Ce que change le budget 2026 en matière de dépense

La baisse des dépenses publiques entraîne une réduction de budget dans plusieurs ministères, à quelques exceptions près. Le budget de la Défense est le seul à augmenter de 6,5 milliards et ceux de l'Education nationale, de l'Intérieur et de la Justice se maintiennent plus ou moins au même niveau qu'en 2025. Il y a en revanche des coupes budgétaires dans les ministères du Logement, de l'Ecologie, des Sports ou encore de l'Aide au développement. Le gouvernement a aussi ôté 1,1 milliard au plan d'investissement France 2030 et 300 millions au Fonds vert qui devait "accélérer la transition écologique dans les territoires".
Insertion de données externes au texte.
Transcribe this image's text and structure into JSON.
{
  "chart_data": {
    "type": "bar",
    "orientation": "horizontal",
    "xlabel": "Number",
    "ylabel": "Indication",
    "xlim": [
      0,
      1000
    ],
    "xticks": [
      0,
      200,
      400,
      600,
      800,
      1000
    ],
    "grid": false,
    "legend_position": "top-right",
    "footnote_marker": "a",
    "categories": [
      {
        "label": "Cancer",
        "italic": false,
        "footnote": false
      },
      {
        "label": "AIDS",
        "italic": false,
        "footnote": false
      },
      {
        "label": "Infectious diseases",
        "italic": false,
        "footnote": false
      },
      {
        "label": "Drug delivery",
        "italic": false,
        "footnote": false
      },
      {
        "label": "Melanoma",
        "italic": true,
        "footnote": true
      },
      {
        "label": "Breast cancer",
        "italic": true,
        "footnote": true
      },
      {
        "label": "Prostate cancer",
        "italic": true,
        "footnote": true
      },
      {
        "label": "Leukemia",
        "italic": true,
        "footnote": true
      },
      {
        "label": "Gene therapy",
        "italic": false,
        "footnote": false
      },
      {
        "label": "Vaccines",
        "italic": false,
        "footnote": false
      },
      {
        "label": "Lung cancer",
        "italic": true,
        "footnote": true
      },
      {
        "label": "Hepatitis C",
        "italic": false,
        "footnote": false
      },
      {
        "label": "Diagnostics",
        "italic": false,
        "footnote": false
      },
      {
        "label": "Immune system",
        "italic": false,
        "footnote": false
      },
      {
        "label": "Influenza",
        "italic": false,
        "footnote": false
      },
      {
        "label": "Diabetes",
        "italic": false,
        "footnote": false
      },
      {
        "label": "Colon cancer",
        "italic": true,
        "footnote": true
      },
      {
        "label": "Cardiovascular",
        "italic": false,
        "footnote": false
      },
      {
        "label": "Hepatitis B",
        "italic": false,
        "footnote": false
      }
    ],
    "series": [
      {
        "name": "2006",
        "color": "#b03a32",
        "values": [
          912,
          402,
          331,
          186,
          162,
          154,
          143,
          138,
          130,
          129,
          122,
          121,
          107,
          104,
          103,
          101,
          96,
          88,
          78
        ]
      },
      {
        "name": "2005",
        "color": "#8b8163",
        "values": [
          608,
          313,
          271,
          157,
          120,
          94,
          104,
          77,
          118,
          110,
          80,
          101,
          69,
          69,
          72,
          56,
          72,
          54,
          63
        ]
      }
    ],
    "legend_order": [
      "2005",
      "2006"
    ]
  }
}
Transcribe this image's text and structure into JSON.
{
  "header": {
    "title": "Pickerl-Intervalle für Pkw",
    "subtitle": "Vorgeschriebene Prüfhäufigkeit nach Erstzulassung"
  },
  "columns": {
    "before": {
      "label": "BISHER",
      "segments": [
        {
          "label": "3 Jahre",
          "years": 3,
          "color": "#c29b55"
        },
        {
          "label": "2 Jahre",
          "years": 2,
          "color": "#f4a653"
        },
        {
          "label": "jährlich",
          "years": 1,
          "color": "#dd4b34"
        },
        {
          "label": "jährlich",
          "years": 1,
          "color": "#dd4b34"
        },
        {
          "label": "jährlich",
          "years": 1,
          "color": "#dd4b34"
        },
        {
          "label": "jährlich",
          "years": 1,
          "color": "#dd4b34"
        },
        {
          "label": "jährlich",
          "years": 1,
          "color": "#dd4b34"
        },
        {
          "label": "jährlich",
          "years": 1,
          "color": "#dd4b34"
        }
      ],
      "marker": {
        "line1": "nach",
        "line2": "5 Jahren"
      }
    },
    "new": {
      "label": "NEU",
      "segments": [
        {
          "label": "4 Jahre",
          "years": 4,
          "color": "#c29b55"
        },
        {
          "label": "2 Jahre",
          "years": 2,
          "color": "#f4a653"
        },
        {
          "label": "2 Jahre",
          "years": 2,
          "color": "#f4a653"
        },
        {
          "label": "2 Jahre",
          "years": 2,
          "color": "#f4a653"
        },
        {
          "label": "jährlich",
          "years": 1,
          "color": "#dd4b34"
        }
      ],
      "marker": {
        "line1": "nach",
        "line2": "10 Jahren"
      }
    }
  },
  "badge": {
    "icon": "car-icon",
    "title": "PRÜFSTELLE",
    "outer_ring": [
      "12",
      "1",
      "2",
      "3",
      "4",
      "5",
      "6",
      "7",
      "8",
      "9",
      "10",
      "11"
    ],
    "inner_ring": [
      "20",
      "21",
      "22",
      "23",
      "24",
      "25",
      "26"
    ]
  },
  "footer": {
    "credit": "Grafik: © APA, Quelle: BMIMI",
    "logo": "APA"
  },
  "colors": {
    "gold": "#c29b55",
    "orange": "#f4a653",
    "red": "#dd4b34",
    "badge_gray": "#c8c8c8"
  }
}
Si ces dépenses peuvent se répercuter sur les citoyens via la baisse de certaines allocations ou aides, le PLF a tout de même prévu le maintien de plusieurs dispositifs :

  • La hausse de la prime d'activité de 50 euros par mois pour trois millions de ménages aux revenus modestes.
  • Le maintien de MaPrimeRénov' avec une enveloppe de 3,6 milliards pour le financement de 150 000 travaux de rénovation isolés (changement d'une chaudière ou de fenêtres) et 120 000 rénovations globales de logements (68.000 en copropriété et 52.000 logements individuels) selon l'Agence nationale de l'habitat.
  • La revalorisation des aides personnalisées au logement (APL) sur l'inflation. Toutefois, le gouvernement prévoir de supprimer les APL pour les étudiants étrangers hors Union européenne et non boursiers à partir de la rentrée 2026.
  •  une mesure dénoncée par les associations d'aide au logement., une ponction des bailleurs sociaux réduite, ainsi que la généralisation des repas à 1 euro pour les étudiants. Cette dernière mesure coûtera 80 millions d'euros.